Yoram Singer (Princeton)

Memory-Efficient Adaptive Optimization for Humungous-Scale Learning

Video
Adaptive gradient-based optimizers such as AdaGrad and Adam are among the methods of choice in modern machine learning. These methods maintain second-order statistics of each model parameter, thus doubling the memory footprint of the optimizer. In behemoth-size applications, this memory overhead restricts the size of the model being used as well as the number of examples in a mini-batch. We describe a novel, simple, and flexible adaptive optimization method with sublinear memory cost that retains the benefits of per-parameter adaptivity while allowing for larger models and mini-batches.

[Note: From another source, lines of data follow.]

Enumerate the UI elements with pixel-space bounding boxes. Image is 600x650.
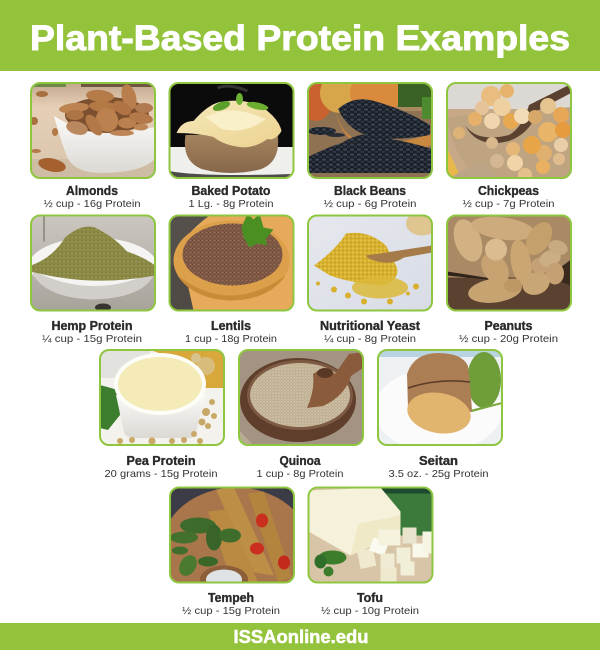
- photo: yeast flakes with spoon: [308, 212, 438, 310]
- serving and protein: ¼ cup - 15g Protein: [42, 333, 142, 345]
- card: Nutritional Yeast: [308, 212, 438, 345]
- photo: baked potato: [170, 83, 294, 178]
- card: Hemp Protein: [29, 216, 157, 345]
- card: Tempeh: [169, 486, 295, 616]
- card: Tofu: [308, 488, 432, 617]
- serving and protein: ½ cup - 15g Protein: [182, 605, 280, 617]
- name: Pea Protein: [126, 454, 196, 468]
- name: Hemp Protein: [52, 319, 132, 333]
- name: Tempeh: [208, 591, 254, 605]
- serving and protein: 1 Lg. - 8g Protein: [188, 198, 274, 210]
- photo: chickpeas in sack with spoon: [447, 83, 571, 182]
- serving and protein: ½ cup - 7g Protein: [462, 198, 555, 210]
- card: Pea Protein: [100, 350, 224, 480]
- serving and protein: ½ cup - 20g Protein: [459, 333, 558, 345]
- name: Almonds: [66, 184, 118, 198]
- name: Seitan: [419, 454, 458, 468]
- photo: black beans on wood: [307, 82, 433, 179]
- card: Baked Potato: [170, 83, 294, 210]
- card: Black Beans: [307, 82, 433, 209]
- photo: hemp powder in bowl: [29, 216, 157, 312]
- name: Nutritional Yeast: [320, 319, 421, 333]
- footer banner: [0, 623, 600, 650]
- serving and protein: ½ cup - 10g Protein: [321, 605, 419, 617]
- photo: pea protein in white bowl: [100, 350, 224, 445]
- card: Almonds: [30, 83, 155, 210]
- serving and protein: 3.5 oz. - 25g Protein: [388, 468, 489, 480]
- card: Quinoa: [239, 350, 363, 480]
- card: Peanuts: [447, 213, 571, 345]
- photo: lentils in wooden bowl: [170, 214, 294, 310]
- card: Chickpeas: [447, 83, 571, 210]
- name: Tofu: [357, 591, 383, 605]
- photo: almonds in white bowl: [30, 83, 155, 178]
- name: Quinoa: [280, 454, 321, 468]
- title banner: [0, 0, 600, 71]
- card: Seitan: [374, 350, 502, 480]
- serving and protein: 20 grams - 15g Protein: [104, 468, 218, 480]
- website: ISSAonline.edu: [234, 627, 368, 647]
- photo: peanuts on burlap: [447, 213, 571, 310]
- name: Black Beans: [334, 184, 406, 198]
- serving and protein: ½ cup - 6g Protein: [324, 198, 417, 210]
- serving and protein: 1 cup - 18g Protein: [185, 333, 277, 345]
- name: Chickpeas: [478, 184, 539, 198]
- serving and protein: 1 cup - 8g Protein: [256, 468, 344, 480]
- card: Lentils: [170, 214, 294, 345]
- name: Lentils: [211, 319, 251, 333]
- photo: tempeh strips with basil: [169, 486, 295, 584]
- name: Peanuts: [484, 319, 533, 333]
- title: Plant-Based Protein Examples: [30, 19, 570, 58]
- photo: quinoa in wooden bowl: [239, 350, 363, 445]
- photo: sliced seitan roast on plate: [374, 350, 502, 452]
- serving and protein: ¼ cup - 8g Protein: [324, 333, 416, 345]
- photo: tofu block and cubes: [308, 488, 432, 582]
- name: Baked Potato: [192, 184, 271, 198]
- serving and protein: ½ cup - 16g Protein: [44, 198, 141, 210]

We give convergence guarantees for our method and demonstrate its effectiveness in training some of the largest deep models used at Google.
mifods seminar

Will Perkins (University of Chicago)

Counting and Sampling at Low Temperatures

Video
We consider the problem of efficient sampling from the hard-core and Potts models from statistical physics. On certain families of graphs, phase transitions in the underlying physics model are linked to changes in the performance of some sampling algorithms, including Markov chains. We develop new sampling and counting algorithms that exploit the phase transition phenomenon and work efficiently on lattices (and bipartite expander graphs) at sufficiently low temperatures in the phase coexistence regime. Our algorithms are based on Pirogov-Sinai theory and the cluster expansion, classical tools from statistical physics. Joint work with Tyler Helmuth and Guus Regts.